Очевидно, и с течением времени Павел не мог хладнокровно вспоминать о том, что случилось, хотя то было и давно. Есть историки, которые утверждают, что после этого столкновения Павел и Петр окончательно разошлись друг с другом и даже не встречались. Положим, это — уже крайность; но важно то, что крайность эту возможно допускать: значит, для иного исследователя жизни апостолов данный случай представляется ссорой Павла с Петром в буквальном смысле слова. К сожалению, в устранение этой крайности нельзя опираться, как это иногда делают, на факт совместной и одновременной мученической кончины этих апостолов, ибо отнюдь нельзя доказать, что Павел и Петр впоследствии одновременно жили в Риме и там скончались в один и тот же год и даже в один и тот же день. Предание о пребывании Петра в Риме принадлежит, при существующих исторических данных, к темнейшим вопросам апостольского века.[7]

Итак, мы видим, что будет преувеличением, подобно графу Толстому, утверждать, что первенствующие христиане тем будто бы отличались от христиан других веков, что совсем «не сердились друг на друга». В первенствующих христианских обществах, без сомнения, было много привлекательного и поучительного для последующих поколений, но там не было того, чего быть не могло по самой природе вещей. Апостол Павел в Послании к Римлянам говорит: «Если возможно, со своей стороны, будьте в мире со всеми людьми»; он говорит: «Если возможно» — и этим самым дает знать, что бывают случаи, когда это невозможно и когда по необходимости в сердце человека имеют место чувства не мирного свойства. Затем апостол прибавляет: «Не мстите за себя, возлюбленные», т. е., другими словами, не выражайте активно свое оскорбленное чувство, «но дайте место гневу» (12:19), т. е. удовольствуйтесь тем, что отмщаете и наказываете врага в своей душе, исключая его из числа своих друзей.[8]

Но пойдем далее за графом Толстым и посмотрим, какие еще допускает он преувеличения в изображении первенствующего христианства, с целью найти потом глубокое несоответствие между христианством первых времен и христианством времен позднейших и тем укорить Церковь этих последних времен. Он возвещает: «жизнь» первенствующих христиан «была так хороша, что» и т.д. Конечно, согласимся мы, жизнь их была хороша; но было бы заблуждением воображать, что она не имела теней и чужда была пятен. Один очень авторитетный русский историк Церкви замечает, что жизнь христиан даже апостольских времен не лишена была «недостатков и пороков», о которых, по его рассуждению, умалчивать нельзя.[9] Да и в самом деле, как можно умолчать об этом, когда о несовершенствах рассматриваемого века, хотя они и не так значительны по размерам, говорят послания самих апостолов, и определеннее и откровеннее других — Павел.

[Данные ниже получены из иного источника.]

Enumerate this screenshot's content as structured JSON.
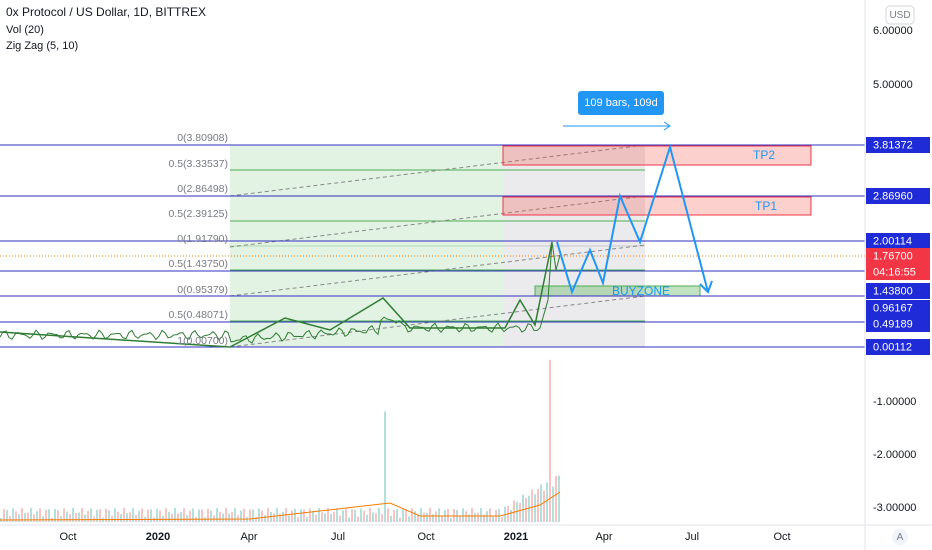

В Послании к Коринфянам, например, он требует: «Отрезвитесь, как дóлжно, и не грешите, ибо к стыду вашему скажу, некоторые из вас не знают Бога» (1 Кор.15:34), т.е. забывают Бога, хочет сказать апостол. Не имея надобности подробно анализировать эти слова его, скажем одно: грешники во времена Павла встречались. «Не грешите» — недаром предостерегает он.

В частности, апостол при различных обстоятельствах указывает немало недостатков в состоянии христиан его времени, — недостатков, свидетельствующих, по его словам, что некоторые христиане оставались еще людьми «плотскими», т.е. что они не прониклись высокими идеалами исповедуемой ими религии. Христианам того времени иногда недоставало согласия и единодушия. Обращая свою речь к коринфянам, Павел говорит: «Умоляю вас, братия, чтобы все вы говорили одно и не было между вами разделений; ибо мне сделалось известным о вас, братия, что между вами есть споры» (1 Кор.1:10-11). «Вы еще плотские, — замечает далее Павел, — ибо если между вами зависть, споры и разногласия, то не плотские ли вы? и не по человеческому ли (т.е. языческому) обычаю поступаете вы?» (Там же. 3:3). Свидетельство апостола так ясно, что нет надобности его комментировать.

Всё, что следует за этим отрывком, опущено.